Which free markets were those?
 
The question of why shoes cost a hundred dollars and people are paid so little for making them has to do with government protection of corporate monopolies.
Yep. I was going to say, because people asked me about risk, that it’s funny how a lot of these big corporations and big businessmen often seem to receive help when in trouble. It’s always the people lower down working for them, who end up with nothing, yet the people at the top seem to be able to go bankrupt over and over and yet still somehow end up multimillionaires. They must just be super smart businessmen riiiight?
 
Are you making an ad hominem argument? You answer my question, I’ll answer yours.
No. An ad hominem argument would go something like this, “Are you still a dumb student?”

I didn’t see a question that you posed? Happy to answer.
 
I was a student in college when I made this account. I am no longer in college. Now, why do you ask?
 
I was a student in college when I made this account. I am no longer in college. Now, why do you ask?

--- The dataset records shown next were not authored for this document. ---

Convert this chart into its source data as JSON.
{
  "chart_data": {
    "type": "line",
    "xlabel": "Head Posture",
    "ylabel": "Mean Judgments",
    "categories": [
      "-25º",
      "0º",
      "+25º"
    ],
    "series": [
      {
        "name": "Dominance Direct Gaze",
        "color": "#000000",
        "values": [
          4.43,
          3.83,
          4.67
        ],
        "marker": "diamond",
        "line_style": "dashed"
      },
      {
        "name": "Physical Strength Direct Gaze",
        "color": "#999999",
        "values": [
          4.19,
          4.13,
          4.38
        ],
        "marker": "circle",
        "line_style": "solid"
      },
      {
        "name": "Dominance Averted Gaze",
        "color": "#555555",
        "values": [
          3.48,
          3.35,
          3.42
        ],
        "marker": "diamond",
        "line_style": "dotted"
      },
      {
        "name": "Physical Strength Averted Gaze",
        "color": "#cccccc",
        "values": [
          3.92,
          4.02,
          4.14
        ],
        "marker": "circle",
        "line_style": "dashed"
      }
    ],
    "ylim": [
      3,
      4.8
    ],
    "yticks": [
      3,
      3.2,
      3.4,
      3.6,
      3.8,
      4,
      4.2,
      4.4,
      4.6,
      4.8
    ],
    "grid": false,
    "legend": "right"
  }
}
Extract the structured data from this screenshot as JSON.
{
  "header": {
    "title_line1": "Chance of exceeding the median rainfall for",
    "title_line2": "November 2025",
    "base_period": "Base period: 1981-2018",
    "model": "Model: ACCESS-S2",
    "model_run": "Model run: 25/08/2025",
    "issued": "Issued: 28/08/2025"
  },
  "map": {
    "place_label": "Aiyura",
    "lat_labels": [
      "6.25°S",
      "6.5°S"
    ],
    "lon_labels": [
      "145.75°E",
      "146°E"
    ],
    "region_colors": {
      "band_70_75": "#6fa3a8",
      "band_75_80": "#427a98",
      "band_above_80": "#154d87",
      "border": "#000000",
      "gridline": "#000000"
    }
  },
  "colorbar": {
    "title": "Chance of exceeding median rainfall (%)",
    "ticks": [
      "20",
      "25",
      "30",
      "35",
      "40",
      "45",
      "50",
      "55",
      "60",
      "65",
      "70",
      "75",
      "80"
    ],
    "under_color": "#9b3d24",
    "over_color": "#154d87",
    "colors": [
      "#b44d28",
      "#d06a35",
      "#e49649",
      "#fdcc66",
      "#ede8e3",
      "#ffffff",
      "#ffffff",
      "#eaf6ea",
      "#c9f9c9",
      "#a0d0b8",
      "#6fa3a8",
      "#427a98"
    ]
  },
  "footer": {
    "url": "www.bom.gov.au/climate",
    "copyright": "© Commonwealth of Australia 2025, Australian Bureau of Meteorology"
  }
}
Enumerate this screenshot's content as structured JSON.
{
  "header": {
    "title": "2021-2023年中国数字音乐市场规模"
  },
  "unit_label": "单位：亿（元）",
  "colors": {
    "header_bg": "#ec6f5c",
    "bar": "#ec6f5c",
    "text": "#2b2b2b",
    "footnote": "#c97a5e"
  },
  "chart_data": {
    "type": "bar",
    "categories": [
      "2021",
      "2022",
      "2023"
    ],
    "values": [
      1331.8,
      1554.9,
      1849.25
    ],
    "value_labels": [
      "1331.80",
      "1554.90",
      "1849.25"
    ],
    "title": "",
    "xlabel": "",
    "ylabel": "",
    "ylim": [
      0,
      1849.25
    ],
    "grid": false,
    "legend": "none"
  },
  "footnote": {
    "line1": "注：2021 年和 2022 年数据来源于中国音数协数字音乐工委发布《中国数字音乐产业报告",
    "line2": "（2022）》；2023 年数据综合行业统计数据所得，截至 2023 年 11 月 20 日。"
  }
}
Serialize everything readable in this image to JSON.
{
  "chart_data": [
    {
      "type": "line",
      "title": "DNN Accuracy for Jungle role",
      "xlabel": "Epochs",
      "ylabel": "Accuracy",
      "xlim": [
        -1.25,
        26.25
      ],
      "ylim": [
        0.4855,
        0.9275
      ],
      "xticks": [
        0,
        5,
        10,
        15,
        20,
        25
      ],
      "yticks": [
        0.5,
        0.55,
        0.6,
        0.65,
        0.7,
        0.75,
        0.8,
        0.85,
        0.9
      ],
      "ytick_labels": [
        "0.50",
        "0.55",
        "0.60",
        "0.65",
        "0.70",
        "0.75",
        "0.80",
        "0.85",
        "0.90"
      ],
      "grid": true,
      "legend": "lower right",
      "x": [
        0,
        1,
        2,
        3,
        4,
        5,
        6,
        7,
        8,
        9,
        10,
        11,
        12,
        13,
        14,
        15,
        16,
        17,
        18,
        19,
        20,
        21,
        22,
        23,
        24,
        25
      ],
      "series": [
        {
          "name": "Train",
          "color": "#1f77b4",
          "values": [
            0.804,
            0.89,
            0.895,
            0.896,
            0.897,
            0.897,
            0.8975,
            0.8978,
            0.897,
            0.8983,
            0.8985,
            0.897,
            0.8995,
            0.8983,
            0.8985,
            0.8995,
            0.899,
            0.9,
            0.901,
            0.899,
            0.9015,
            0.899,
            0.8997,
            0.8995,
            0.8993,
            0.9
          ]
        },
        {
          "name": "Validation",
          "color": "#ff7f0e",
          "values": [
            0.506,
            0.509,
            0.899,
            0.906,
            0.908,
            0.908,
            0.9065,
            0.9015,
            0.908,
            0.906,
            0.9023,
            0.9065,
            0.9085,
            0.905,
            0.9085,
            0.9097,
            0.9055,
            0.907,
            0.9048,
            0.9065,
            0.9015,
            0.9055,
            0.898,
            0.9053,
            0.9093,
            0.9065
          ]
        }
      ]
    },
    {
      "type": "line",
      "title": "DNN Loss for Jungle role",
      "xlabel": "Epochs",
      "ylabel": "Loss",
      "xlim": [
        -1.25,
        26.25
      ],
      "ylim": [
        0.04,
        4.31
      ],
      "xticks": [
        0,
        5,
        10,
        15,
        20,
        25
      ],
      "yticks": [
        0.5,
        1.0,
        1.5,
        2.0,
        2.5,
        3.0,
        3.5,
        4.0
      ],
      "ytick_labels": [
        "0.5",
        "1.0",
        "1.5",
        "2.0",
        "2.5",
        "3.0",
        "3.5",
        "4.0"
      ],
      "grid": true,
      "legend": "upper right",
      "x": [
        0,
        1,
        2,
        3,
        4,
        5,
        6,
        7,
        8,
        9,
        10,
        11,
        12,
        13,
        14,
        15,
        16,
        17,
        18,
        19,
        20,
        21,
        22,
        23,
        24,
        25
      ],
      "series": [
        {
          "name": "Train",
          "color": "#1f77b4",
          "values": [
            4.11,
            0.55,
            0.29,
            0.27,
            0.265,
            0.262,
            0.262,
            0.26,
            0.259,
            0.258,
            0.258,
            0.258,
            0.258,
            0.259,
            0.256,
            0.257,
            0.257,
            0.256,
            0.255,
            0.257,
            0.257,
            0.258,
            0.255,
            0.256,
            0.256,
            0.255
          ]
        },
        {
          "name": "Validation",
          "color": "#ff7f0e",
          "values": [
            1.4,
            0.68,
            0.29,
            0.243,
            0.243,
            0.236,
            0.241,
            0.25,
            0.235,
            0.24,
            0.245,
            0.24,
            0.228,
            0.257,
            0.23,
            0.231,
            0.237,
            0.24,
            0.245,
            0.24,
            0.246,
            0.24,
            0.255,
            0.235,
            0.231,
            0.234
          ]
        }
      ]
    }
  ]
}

Just curious. You seem to know a great deal about “corporate monopolies” and I was wondering what your direct experience was.
 
Yep. I was going to say, because people asked me about risk, that it’s funny how a lot of these big corporations and big businessmen often seem to receive help when in trouble.
Why do you think big businesses would receive help when in trouble?
 
Just curious. You seem to know a great deal about “corporate monopolies” and I was wondering what your direct experience was.
So one needs ‘direct experience’ to know how patents and copyrights work? How would one acquire such experience?